Relational databases have been the dominant data management model for decades, but some problems are better fits for non-relational (NoSQL) databases. Today, we have a variety of non-relational database management systems that offer a variety of data management features and performance benefits. Choosing a good database for your needs is a matter of aligning application requirements and database features while considering the overhead costs of managing a potentially new data management system.
The benefits of relational database management systems (RDBMS) include:
- support transactions;
- a well-defined query language;
- mature development and administration tools;
- a substantial set of best practices for data modeling and physical database implementation.
However, the rich set of features found in a modern RDBMS comes with drawbacks. For example, large numbers of concurrent users performing operations that need to read and write to disk can slow response times. Using a cache, such as memcached, is one way to improve overall application performance by shifting some of the read load to the cache, therefore reducing the read load on the database server.
Another common performance challenge with RDBMS is joining normalized tables. Data normalization is a set of principles for data modeling that reduces the potential for data anomalies, such as a customer having two concurrent primary phone numbers when only one is allowed. A highly normalized data model is a thing of beauty to a data modeler but potentially the start of a nightmare for a developer.
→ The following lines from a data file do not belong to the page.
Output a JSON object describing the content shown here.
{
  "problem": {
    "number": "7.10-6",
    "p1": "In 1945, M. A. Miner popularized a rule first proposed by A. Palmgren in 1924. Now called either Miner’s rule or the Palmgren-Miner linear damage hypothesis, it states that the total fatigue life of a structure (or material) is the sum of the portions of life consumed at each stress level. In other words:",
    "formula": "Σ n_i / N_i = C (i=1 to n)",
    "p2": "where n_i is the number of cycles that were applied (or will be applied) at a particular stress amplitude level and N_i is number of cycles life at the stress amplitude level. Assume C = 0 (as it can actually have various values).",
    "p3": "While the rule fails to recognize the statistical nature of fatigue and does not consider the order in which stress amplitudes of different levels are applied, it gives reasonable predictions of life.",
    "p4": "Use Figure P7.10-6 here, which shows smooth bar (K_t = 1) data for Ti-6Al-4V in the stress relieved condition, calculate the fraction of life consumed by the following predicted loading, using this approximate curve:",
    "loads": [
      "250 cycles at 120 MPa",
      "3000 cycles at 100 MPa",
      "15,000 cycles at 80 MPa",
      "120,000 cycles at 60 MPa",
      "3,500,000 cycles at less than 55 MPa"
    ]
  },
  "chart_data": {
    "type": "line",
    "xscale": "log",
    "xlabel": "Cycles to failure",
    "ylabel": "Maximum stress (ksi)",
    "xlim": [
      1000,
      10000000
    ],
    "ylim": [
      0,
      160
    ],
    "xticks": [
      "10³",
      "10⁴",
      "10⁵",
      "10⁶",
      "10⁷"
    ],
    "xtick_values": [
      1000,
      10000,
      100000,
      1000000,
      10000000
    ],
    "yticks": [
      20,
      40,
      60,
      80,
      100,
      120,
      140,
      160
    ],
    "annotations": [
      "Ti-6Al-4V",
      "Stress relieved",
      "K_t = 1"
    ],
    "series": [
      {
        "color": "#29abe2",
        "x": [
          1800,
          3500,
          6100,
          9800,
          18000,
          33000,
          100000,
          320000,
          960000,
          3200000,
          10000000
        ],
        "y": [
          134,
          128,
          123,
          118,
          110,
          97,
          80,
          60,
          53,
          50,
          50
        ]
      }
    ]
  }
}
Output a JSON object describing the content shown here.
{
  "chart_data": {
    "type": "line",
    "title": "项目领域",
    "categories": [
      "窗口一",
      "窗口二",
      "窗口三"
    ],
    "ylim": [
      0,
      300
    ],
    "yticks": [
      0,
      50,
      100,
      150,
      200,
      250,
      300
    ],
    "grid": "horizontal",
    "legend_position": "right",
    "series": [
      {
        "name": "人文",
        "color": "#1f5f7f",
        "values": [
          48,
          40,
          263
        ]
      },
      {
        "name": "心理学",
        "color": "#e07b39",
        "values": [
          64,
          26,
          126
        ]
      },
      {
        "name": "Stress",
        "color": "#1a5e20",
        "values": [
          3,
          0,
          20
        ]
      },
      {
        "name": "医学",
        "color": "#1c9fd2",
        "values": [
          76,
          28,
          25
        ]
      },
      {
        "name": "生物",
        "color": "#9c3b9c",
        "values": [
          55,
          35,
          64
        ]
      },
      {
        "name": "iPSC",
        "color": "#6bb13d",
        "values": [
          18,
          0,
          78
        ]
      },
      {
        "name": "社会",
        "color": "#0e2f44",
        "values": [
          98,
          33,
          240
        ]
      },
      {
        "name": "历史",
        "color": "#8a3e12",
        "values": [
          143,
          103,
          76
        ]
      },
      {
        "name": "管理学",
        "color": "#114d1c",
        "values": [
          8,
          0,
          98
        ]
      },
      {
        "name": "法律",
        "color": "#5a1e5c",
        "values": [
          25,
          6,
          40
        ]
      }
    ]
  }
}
These data models often require a large number of database joins which are computationally expensive and can generate substantial levels of I/O. Proper indexing and judicious use of optimizer hints can reduce join overhead, but there are limits to the benefits of these techniques. One approach is to denormalize the database. This reduces the need for expensive joins at the cost of duplicating data and possibly introducing data anomalies.
Key-value data stores allow developers to store arbitrary types of data using attributes that are defined as needed. Unlike relational databases, key-value data stores do not require a predefined schema with all attributes defined. This model is suited for applications storing simply structured data with the potential for a large number of frequently changing attributes. Examples of key value data stores include DynamoDB, Berkley DB and Redis. Even on low-end hardware, key-value data stores can achieve read and write rates of 100,000 I/Os per second.
Graph databases such as Neo4j use nodes and links between nodes as the basic building blocks. Networks are easily modeled with graph databases, making them suitable for social network analysis, workflow modeling, and other systems of linked or interacting entities. Graph databases allow one to easily create queries about paths and relationships while providing read performance comparable to other NoSQL databases. Write performance on graph databases may not achieve the same levels as other NoSQL databases so they might not be the best option for write intensive applications. InfiniteGraph and Sones are two other NoSQL graph database options.
Column store databases such as HBase andCassandra work well for big data applications that can benefit from MapReduce analysis. HBase’s distributed architecture is designed for applications storing up to billions of rows and millions of columns and may be a good option to replace a relational database that cannot support such large data sets. Cassandra uses a column family structure that includes support for column indexes and materialized views. Cassandra is a distributed database that can achieve linear increase in performance as nodes are added to the cluster. In spite of increased performance that comes with additional hardware, column data stores are not known for supporting complex queries and rapid query response times. Riak is another column store NoSQL database.